Step 5: Build a Random Forest Classifier
Next, let’s build the random forest classifier and fit the model to the data. We will use the default parameters for the model.
clf = RandomForestClassifier(n_jobs=2, random_state=0) clf.fit(X_train, y_train) RandomForestClassifier(bootstrap=True, class_weight=None, criterion='gini', max_depth=None, max_features='auto', max_leaf_nodes=None, min_impurity_split=1e-07, min_samples_leaf=1, min_samples_split=2, min_weight_fraction_leaf=0.0, n_estimators=10, n_jobs=2, oob_score=False, random_state=0, verbose=0, warm_start=False)
Step 6: Predict
Our model is only as good as its predictions, so let’s use it to predict Autism in the test set.

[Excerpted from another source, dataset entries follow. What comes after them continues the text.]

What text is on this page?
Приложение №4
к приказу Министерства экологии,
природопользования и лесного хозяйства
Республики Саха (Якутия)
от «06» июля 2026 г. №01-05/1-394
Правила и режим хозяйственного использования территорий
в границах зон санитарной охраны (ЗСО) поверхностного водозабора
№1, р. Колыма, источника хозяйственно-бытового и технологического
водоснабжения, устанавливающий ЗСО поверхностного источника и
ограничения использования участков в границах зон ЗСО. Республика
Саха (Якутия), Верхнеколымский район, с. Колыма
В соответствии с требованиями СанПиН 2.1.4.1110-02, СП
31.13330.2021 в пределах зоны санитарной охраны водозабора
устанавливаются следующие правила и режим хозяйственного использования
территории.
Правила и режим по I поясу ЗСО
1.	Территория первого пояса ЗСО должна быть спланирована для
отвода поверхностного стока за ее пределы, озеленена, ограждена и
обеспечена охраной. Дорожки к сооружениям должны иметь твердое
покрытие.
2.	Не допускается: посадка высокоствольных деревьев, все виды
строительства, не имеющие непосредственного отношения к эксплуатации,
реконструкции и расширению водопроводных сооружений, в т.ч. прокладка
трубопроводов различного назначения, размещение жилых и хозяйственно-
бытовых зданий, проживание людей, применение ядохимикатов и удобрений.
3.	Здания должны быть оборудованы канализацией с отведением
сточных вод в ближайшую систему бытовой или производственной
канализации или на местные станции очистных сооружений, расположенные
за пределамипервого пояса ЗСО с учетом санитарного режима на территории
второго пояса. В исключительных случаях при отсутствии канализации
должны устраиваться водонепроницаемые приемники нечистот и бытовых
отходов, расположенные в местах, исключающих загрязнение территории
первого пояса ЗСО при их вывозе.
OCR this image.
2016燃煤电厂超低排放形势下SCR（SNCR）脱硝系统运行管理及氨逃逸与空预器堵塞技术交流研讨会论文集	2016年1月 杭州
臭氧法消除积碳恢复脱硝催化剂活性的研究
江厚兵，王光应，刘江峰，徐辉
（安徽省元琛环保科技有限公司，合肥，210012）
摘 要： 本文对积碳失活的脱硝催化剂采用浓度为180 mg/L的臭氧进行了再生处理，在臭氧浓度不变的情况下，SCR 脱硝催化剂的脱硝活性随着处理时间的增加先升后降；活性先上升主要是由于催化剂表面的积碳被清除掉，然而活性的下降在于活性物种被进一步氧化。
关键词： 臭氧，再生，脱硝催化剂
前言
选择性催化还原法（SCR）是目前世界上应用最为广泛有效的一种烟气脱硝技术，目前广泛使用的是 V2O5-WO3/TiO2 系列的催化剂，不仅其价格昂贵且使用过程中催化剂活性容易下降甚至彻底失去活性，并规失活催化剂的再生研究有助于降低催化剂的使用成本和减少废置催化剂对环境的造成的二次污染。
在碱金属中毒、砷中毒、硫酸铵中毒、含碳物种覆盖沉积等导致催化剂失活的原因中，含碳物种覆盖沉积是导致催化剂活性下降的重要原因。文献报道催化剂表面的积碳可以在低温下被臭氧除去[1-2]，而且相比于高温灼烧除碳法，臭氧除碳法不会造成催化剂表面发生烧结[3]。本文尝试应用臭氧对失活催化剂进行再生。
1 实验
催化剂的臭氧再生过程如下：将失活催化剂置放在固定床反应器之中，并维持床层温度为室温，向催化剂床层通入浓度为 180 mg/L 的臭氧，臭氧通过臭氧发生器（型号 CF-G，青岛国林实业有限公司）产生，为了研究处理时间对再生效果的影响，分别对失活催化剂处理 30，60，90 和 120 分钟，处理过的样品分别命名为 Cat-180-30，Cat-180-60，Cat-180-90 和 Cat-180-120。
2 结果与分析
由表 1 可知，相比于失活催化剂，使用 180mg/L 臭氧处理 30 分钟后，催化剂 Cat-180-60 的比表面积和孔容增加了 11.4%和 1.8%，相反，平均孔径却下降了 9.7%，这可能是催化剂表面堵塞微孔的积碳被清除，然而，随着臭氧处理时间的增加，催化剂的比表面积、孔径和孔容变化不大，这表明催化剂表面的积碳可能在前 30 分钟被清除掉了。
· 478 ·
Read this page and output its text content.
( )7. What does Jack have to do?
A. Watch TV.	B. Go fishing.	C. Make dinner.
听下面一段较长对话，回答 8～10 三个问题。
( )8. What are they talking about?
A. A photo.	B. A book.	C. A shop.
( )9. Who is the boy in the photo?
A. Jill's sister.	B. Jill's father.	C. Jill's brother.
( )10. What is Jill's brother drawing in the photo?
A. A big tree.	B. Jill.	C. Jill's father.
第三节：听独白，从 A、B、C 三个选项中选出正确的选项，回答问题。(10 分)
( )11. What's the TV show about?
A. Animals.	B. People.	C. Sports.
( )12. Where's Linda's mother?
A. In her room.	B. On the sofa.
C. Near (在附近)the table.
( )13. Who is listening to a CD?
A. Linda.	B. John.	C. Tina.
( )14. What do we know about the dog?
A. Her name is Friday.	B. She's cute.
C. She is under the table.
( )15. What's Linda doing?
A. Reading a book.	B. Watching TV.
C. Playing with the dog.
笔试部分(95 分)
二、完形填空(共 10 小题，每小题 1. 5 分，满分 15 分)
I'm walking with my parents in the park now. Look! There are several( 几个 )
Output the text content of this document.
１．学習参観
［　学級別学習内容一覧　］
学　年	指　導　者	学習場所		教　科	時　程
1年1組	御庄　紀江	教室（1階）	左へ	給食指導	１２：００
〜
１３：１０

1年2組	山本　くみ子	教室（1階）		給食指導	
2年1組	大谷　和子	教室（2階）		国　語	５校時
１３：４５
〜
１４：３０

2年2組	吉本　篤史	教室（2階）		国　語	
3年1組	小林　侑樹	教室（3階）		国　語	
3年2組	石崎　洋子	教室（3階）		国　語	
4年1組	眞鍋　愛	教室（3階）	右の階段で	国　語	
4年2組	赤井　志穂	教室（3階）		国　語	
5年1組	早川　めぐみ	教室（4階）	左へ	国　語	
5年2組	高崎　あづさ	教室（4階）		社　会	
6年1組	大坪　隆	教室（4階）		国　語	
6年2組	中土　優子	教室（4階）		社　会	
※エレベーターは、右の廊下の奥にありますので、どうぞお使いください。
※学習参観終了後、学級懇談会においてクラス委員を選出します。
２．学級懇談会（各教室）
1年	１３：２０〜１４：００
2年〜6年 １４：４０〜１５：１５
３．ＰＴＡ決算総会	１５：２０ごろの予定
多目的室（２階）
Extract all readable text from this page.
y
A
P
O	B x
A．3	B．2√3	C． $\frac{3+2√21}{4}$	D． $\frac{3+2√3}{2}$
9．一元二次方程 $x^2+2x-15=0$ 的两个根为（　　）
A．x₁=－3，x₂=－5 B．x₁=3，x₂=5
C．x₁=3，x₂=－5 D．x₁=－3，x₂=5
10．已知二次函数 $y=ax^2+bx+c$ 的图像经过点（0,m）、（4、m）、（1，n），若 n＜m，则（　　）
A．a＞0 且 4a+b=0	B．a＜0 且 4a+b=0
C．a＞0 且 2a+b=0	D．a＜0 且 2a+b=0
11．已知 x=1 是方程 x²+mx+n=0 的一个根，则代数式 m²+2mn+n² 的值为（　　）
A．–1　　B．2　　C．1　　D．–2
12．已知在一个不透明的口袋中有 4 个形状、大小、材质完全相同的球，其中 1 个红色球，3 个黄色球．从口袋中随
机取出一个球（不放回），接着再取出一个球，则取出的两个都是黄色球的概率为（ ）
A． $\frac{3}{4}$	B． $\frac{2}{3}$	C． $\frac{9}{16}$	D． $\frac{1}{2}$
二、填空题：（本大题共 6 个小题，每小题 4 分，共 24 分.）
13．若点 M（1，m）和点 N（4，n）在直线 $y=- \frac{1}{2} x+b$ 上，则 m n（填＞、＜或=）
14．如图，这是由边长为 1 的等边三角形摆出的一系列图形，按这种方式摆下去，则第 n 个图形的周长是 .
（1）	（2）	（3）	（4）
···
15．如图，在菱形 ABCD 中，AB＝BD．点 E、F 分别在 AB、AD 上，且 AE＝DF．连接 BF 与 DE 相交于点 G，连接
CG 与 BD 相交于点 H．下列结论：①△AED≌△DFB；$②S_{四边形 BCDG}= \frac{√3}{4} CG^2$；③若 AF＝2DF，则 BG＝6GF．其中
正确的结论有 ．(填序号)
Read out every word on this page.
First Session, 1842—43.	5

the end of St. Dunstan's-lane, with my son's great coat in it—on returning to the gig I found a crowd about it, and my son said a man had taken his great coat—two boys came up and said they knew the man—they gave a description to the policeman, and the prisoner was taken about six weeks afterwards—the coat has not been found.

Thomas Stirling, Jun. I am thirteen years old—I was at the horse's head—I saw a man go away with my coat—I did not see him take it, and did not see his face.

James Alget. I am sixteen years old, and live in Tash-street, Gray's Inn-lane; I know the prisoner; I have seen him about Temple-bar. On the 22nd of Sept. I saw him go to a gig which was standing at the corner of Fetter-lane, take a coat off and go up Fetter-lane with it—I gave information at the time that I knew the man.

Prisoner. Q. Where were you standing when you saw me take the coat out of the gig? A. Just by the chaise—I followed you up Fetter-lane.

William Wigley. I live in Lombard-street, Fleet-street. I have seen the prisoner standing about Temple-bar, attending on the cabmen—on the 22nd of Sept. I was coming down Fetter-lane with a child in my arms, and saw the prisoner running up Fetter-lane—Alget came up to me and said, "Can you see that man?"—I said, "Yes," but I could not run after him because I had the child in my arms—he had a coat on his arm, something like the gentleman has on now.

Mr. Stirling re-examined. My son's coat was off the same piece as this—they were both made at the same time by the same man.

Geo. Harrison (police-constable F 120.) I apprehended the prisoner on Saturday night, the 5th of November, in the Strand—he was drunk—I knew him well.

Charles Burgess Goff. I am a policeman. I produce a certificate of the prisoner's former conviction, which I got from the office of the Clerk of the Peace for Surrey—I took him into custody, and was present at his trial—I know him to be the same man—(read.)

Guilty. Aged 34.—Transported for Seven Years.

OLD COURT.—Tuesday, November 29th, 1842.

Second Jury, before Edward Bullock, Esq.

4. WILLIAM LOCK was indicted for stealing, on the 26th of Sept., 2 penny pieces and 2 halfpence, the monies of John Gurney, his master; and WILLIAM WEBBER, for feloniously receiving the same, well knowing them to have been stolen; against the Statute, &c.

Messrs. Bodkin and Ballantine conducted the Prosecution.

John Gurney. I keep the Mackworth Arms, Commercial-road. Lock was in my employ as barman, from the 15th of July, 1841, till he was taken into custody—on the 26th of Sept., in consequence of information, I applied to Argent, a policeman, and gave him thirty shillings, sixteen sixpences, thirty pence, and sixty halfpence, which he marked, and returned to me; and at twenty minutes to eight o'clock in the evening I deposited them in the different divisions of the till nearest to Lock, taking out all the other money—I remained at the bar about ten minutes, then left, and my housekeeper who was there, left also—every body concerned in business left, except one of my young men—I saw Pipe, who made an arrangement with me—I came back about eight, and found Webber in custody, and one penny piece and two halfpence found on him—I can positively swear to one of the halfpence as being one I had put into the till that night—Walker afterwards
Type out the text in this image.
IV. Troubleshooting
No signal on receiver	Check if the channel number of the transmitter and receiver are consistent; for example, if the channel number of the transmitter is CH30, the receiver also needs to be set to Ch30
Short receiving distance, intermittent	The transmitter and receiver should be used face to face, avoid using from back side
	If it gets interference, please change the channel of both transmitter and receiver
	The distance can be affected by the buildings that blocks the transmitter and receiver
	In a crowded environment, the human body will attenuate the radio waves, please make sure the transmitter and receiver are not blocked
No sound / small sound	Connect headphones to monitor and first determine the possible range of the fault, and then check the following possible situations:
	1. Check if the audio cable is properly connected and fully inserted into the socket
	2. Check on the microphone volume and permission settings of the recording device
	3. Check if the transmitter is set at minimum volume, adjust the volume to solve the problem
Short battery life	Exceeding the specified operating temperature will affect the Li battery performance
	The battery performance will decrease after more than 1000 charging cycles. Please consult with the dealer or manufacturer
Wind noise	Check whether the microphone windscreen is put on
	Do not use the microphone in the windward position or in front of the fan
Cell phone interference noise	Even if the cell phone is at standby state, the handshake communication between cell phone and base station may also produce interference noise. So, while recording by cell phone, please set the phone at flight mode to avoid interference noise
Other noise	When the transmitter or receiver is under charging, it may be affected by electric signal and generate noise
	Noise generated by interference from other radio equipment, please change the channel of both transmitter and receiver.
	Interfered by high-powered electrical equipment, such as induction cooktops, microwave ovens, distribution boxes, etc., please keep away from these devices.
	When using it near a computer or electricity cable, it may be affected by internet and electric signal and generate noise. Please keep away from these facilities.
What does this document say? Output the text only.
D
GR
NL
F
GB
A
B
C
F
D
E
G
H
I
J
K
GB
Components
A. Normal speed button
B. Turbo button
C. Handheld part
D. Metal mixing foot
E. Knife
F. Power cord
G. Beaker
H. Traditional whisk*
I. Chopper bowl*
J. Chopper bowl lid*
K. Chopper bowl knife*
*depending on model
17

preds = clf.predict(X_test)
Step 7: Check the Accuracy of the Model
Now, to check the accuracy of the model, we will check how the predictions stack up against the actual test set values. A confusion matrix is one of the methods used to check the accuracy of a classification model.
pd.crosstab(y_test, preds, rownames=['Actual Result'], colnames=['Predicted Result'])
As we can see, the model did pretty well! It only classified one observation incorrectly.
Step 8: Check Feature Importance
As a final step, and to tie in the random forest classifier with the decision tree image above, let’s look at the importance of all the features in this dataset.
And here it is! Just like the decision tree diagram above, question A5 is the most important feature in our data set!
As is clear from this tutorial, random forest is a very easy model to build and can produce quite impressive results. Of course, the data used in this model is not as complicated and does not require as much pre-processing as a bigger dataset would. However, this post should provide a good first step in helping you understanding how random forest works very well with limited data.